Bad Ones Everyone Did: Step By Step

Seventies stars Suzanne Somers and Patrick Duffy play Frank and Carol, both single parents of three who spontaneously get married. Now the six kids all have to try and get together. If that doesn’t sound like The Brady Bunch, then go tape your eyelids open and watch a bunch of those episodes.

The complete rip–off was updated for the nineties and somehow lasted seven years. Produced by Miller–Boyett Productions, the same team responsible for Full House and Family Matters, the show had the same super saccharine and super safe family humor that its predecessors were known for.
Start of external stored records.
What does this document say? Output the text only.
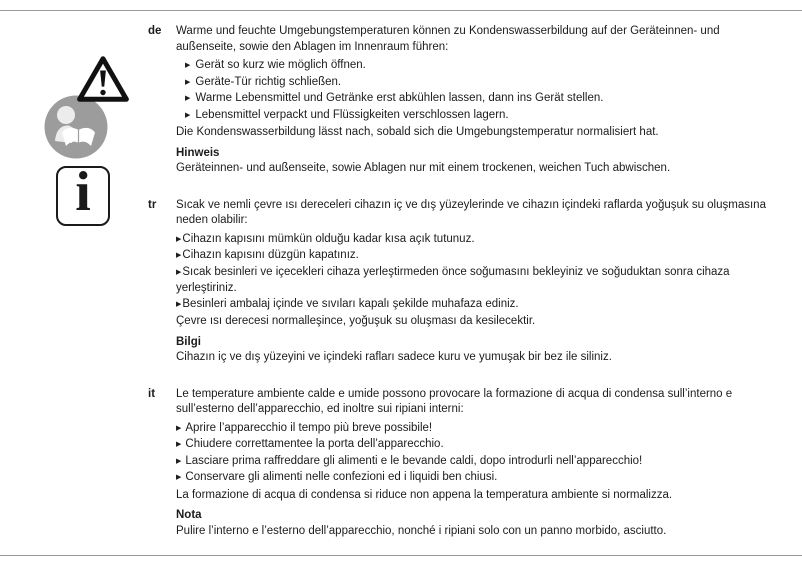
i
de	Warme und feuchte Umgebungstemperaturen können zu Kondenswasserbildung auf der Geräteinnen- und außenseite, sowie den Ablagen im Innenraum führen:

▶ Gerät so kurz wie möglich öffnen.
▶ Geräte-Tür richtig schließen.
▶ Warme Lebensmittel und Getränke erst abkühlen lassen, dann ins Gerät stellen.
▶ Lebensmittel verpackt und Flüssigkeiten verschlossen lagern.

Die Kondenswasserbildung lässt nach, sobald sich die Umgebungstemperatur normalisiert hat.

Hinweis

Geräteinnen- und außenseite, sowie Ablagen nur mit einem trockenen, weichen Tuch abwischen.

tr	Sıcak ve nemli çevre ısı dereceleri cihazın iç ve dış yüzeylerinde ve cihazın içindeki raflarda yoğuşuk su oluşmasına neden olabilir:

▶Cihazın kapısını mümkün olduğu kadar kısa açık tutunuz.
▶Cihazın kapısını düzgün kapatınız.
▶Sıcak besinleri ve içecekleri cihaza yerleştirmeden önce soğumasını bekleyiniz ve soğuduktan sonra cihaza yerleştiriniz.
▶Besinleri ambalaj içinde ve sıvıları kapalı şekilde muhafaza ediniz.

Çevre ısı derecesi normalleşince, yoğuşuk su oluşması da kesilecektir.

Bilgi

Cihazın iç ve dış yüzeyini ve içindeki rafları sadece kuru ve yumuşak bir bez ile siliniz.

it	Le temperature ambiente calde e umide possono provocare la formazione di acqua di condensa sull’interno e sull’esterno dell’apparecchio, ed inoltre sui ripiani interni:

▶ Aprire l’apparecchio il tempo più breve possibile!
▶ Chiudere correttamentee la porta dell’apparecchio.
▶ Lasciare prima raffreddare gli alimenti e le bevande caldi, dopo introdurli nell’apparecchio!
▶ Conservare gli alimenti nelle confezioni ed i liquidi ben chiusi.

La formazione di acqua di condensa si riduce non appena la temperatura ambiente si normalizza.

Nota

Pulire l’interno e l’esterno dell’apparecchio, nonché i ripiani solo con un panno morbido, asciutto.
Best No One Watched: Carol And Company

Carol Burnett is one of comedy's beloved treasures. In 1990, she tried a new concept for a television series – Carol And Company. Instead of being a traditional sitcom, each episode was a riff on a popular sitcom or a show, for example, one show featured Burnett and Terry “Weekend At Bernie’s” Kiser as a married couple applying for a loan at a bank. The bank winds up being robbed by their son, played by Peter Krause.
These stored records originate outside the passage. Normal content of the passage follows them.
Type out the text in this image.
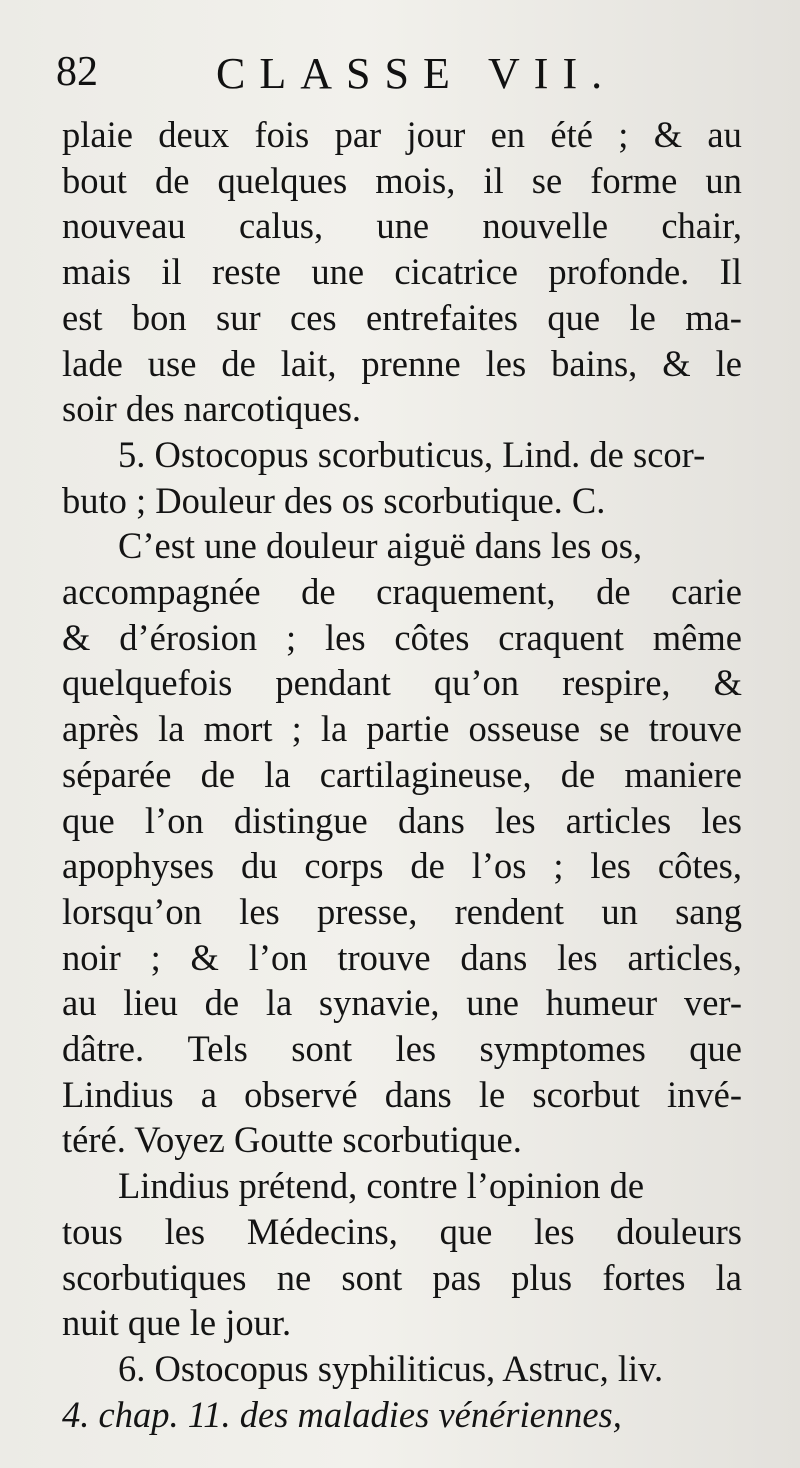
82	CLASSE VII.

plaie deux fois par jour en été ; & au
bout de quelques mois, il se forme un
nouveau calus, une nouvelle chair,
mais il reste une cicatrice profonde. Il
est bon sur ces entrefaites que le ma-
lade use de lait, prenne les bains, & le
soir des narcotiques.

5. Ostocopus scorbuticus, Lind. de scor-

buto ; Douleur des os scorbutique. C.

C’est une douleur aiguë dans les os,

accompagnée de craquement, de carie
& d’érosion ; les côtes craquent même
quelquefois pendant qu’on respire, &
après la mort ; la partie osseuse se trouve
séparée de la cartilagineuse, de maniere
que l’on distingue dans les articles les
apophyses du corps de l’os ; les côtes,
lorsqu’on les presse, rendent un sang
noir ; & l’on trouve dans les articles,
au lieu de la synavie, une humeur ver-
dâtre. Tels sont les symptomes que
Lindius a observé dans le scorbut invé-
téré. Voyez Goutte scorbutique.

Lindius prétend, contre l’opinion de

tous les Médecins, que les douleurs
scorbutiques ne sont pas plus fortes la
nuit que le jour.

6. Ostocopus syphiliticus, Astruc, liv.

4. chap. 11. des maladies vénériennes,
The series boasted a helluva of a cast – besides the aforementioned Burnett, Kiser, and Krause; comic stars Jeremy Piven, Richard Kind, and Anita Barone were part of the show; and guest stars like Betty White and Martin Short were also part of the proceedings. How this show, way ahead of its time couldn’t find an audience is a travesty.
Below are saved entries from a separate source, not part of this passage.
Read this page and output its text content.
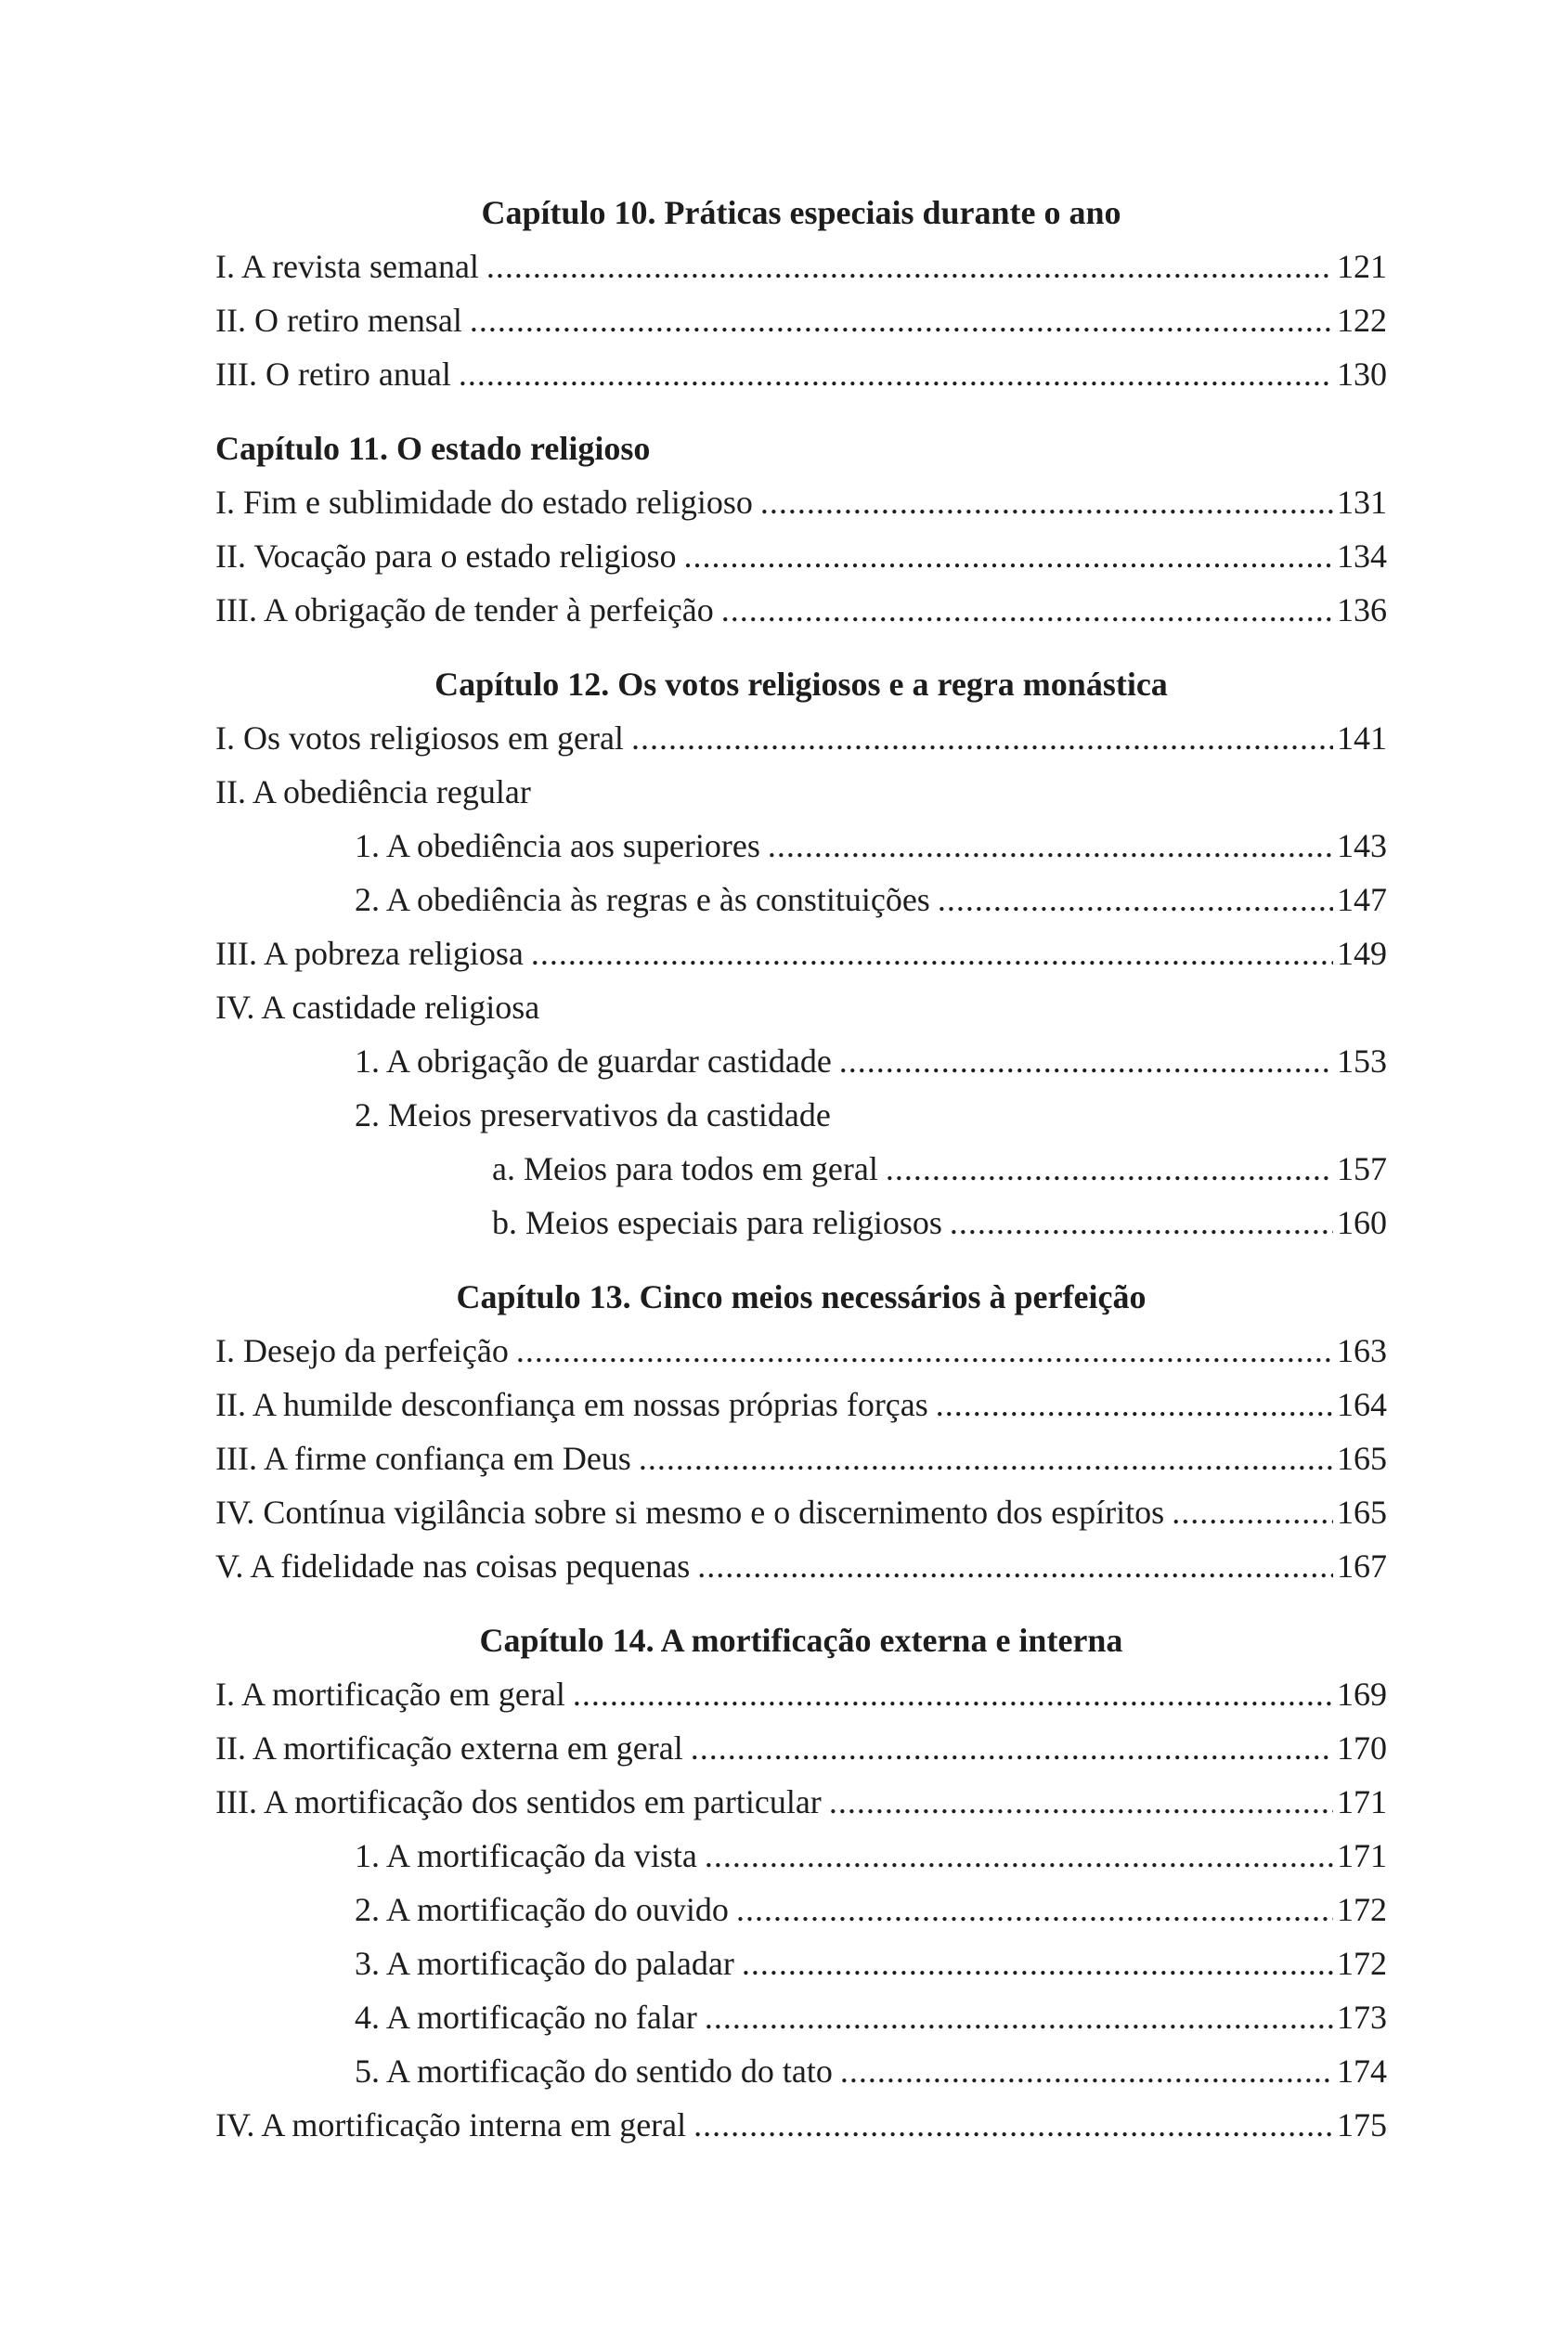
Capítulo 10. Práticas especiais durante o ano
I. A revista semanal .....	121
II. O retiro mensal .....	122
III. O retiro anual .....	130
Capítulo 11. O estado religioso
I. Fim e sublimidade do estado religioso .....	131
II. Vocação para o estado religioso .....	134
III. A obrigação de tender à perfeição .....	136
Capítulo 12. Os votos religiosos e a regra monástica
I. Os votos religiosos em geral .....	141
II. A obediência regular
1. A obediência aos superiores .....	143
2. A obediência às regras e às constituições .....	147
III. A pobreza religiosa .....	149
IV. A castidade religiosa
1. A obrigação de guardar castidade .....	153
2. Meios preservativos da castidade
a. Meios para todos em geral .....	157
b. Meios especiais para religiosos .....	160
Capítulo 13. Cinco meios necessários à perfeição
I. Desejo da perfeição .....	163
II. A humilde desconfiança em nossas próprias forças .....	164
III. A firme confiança em Deus .....	165
IV. Contínua vigilância sobre si mesmo e o discernimento dos espíritos .....	165
V. A fidelidade nas coisas pequenas .....	167
Capítulo 14. A mortificação externa e interna
I. A mortificação em geral .....	169
II. A mortificação externa em geral .....	170
III. A mortificação dos sentidos em particular .....	171
1. A mortificação da vista .....	171
2. A mortificação do ouvido .....	172
3. A mortificação do paladar .....	172
4. A mortificação no falar .....	173
5. A mortificação do sentido do tato .....	174
IV. A mortificação interna em geral .....	175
Bad Ones Everyone Did: Sister, Sister

Twins. It doesn’t matter what age they are, when you have a series focusing on twins, you have a bonafide hit. The doppelgangers have a spell cast on anyone and everyone who comes into their gaze.

Sister, Sister is no different. It’s not a good show at all. It lasted six years, thanks largely in part to Tia and Tamera Mowry’s twin magic. Rounding out the cast was Tim Reid and Jackee Harry. Instead of being a family from the get-go, they played twins separated at birth, who now for some reason had to live together and try to get along.

Best No One Watched: The Larry Sanders Show

Even before his passing, if you asked many a comedian, Garry Shandling was a genius. His seminal work, The Larry Sanders Show thankfully lasted six years. But thanks to being on a pre–Sopranos []]o]i

HBO, not a lot of people watched it.

The series featured him playing a late-night talk show host and the format has been copied by many of the most popular workplace sitcoms of the past 20 years, like 30 Rock, Parks And Recreation, Curb Your Enthusiasm, and The Office. Some of the best parts of the show where when it blended the real-life rumor and innuendo of the episode’s guest star with their fictional counterpart’s appearance on Larry’s show.

Bad Ones Everyone Did: Dharma And Greg

She’s a free spirit daughter of commune hippies. He’s an uppity yuppie raised by conservatives. Only in TV world, do these two people get married. But they don’t just get married; they get married on their very first date.

Dharma And Greg’s odd couple feel was able to run for five years. Just about every single episode had an argument in regards to both characters staunch differences. Which has, of course, become series creator, Chuck Lorre’s bread and butter – sticking to his character’s tropes, no matter the issue.